【パリ=松井孝予通信員】仏ケリングの26年1~6月期連結決算は、ジュエリー事業好調で、売上高が為替一定ベースで前年同期比1%増の72億ユーロだった。4~6月期は同3%増と12四半期ぶりの増収となった。営業利益は9億2100万ユーロ、営業利益率は12.8%と前年同期から0.4ポイント改善した。昨年9月に就任したルカ・デメオCEO(最高経営責任者)は発表の席で、「第2四半期の成長回復は重要な節目だが、まだ始まりにすぎない」と述べた。

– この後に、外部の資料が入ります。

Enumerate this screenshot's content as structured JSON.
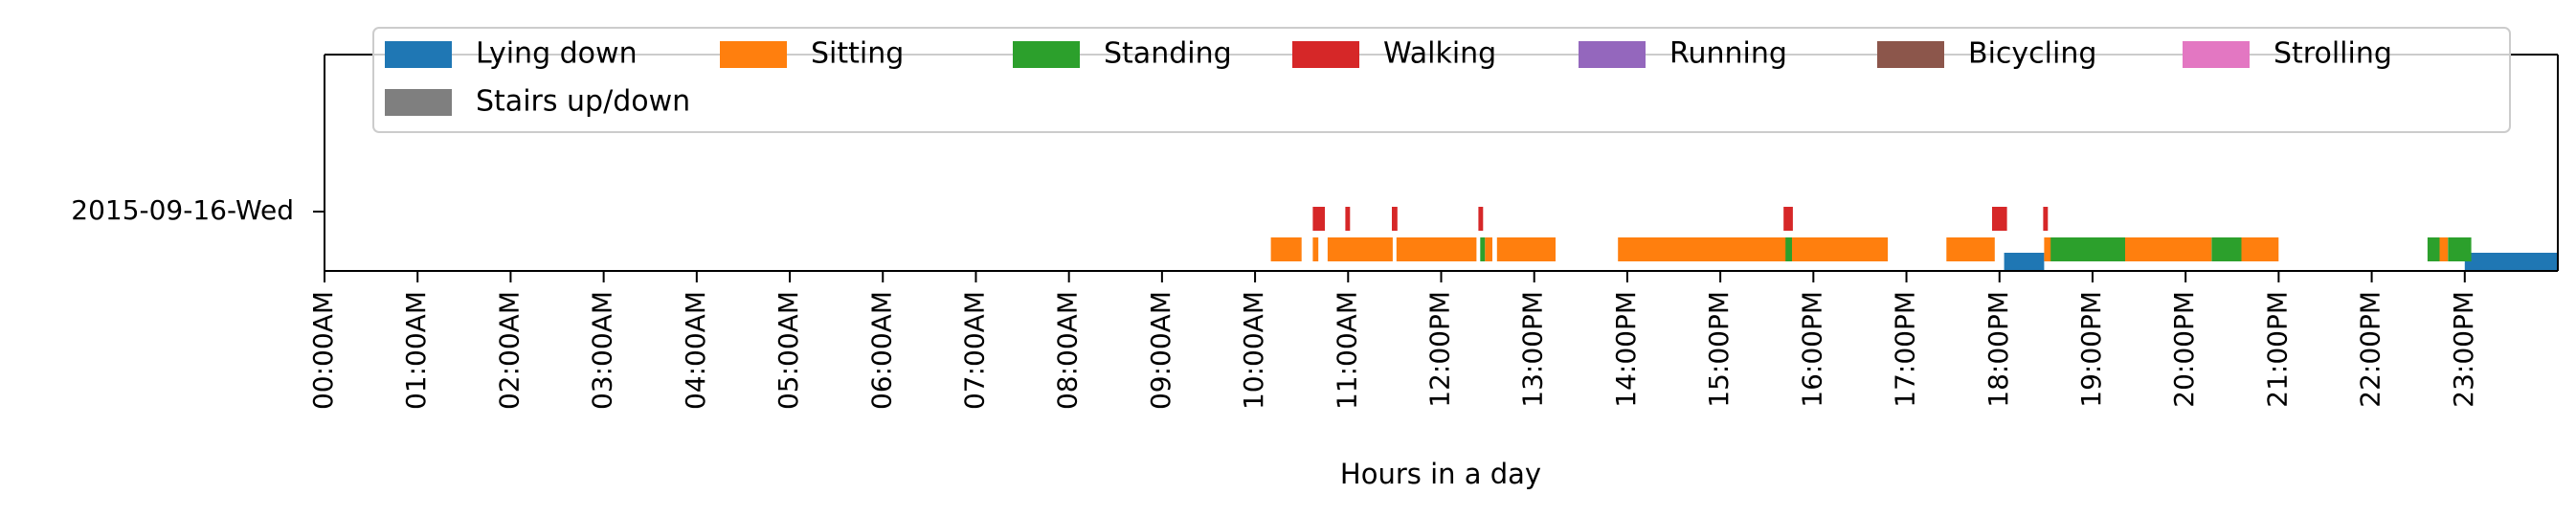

戦略に基づき、在庫削減や店舗網の最適化を進め、不動産売却や「グッチ・ビューティー」を巡るロレアルとの提携も実施し、純有利子負債は前年末から47億ユーロ減の33億ユーロとなった。デメオCEOは「戦略を行動に移し、成果が数字に表れ始めた」と、ブランド強化と収益性の改善に手応えを示した。
ファッション&レザーグッズでは、「グッチ」が5%減だったが、米国市場などで改善の兆しが見え始めた。「ボッテガ・ヴェネタ」が同事業の成長を支え、「サンローラン」もメンズやシューズが好調で前年同期を上回った。「バレンシアガ」はクリエイティブ体制の移行期にあるが、バッグは2ケタ成長を維持し、クチュール性を強めた商品戦略を進める。
ケリング・ジュエリーは21%増と大きく伸びた。「ブシュロン」は日本とアジア太平洋地域が好調で過去最高水準の売り上げ。「ポメラート」も日本と北米で好調に推移した。
日本市場は全体で2%増。ファッション&レザーグッズは7%減、ジュエリーは60%増となり、同部門売上高の23%を占めた。
デメオCEOは、26年通期について増収と利益率改善を見込む従来見通しを維持した。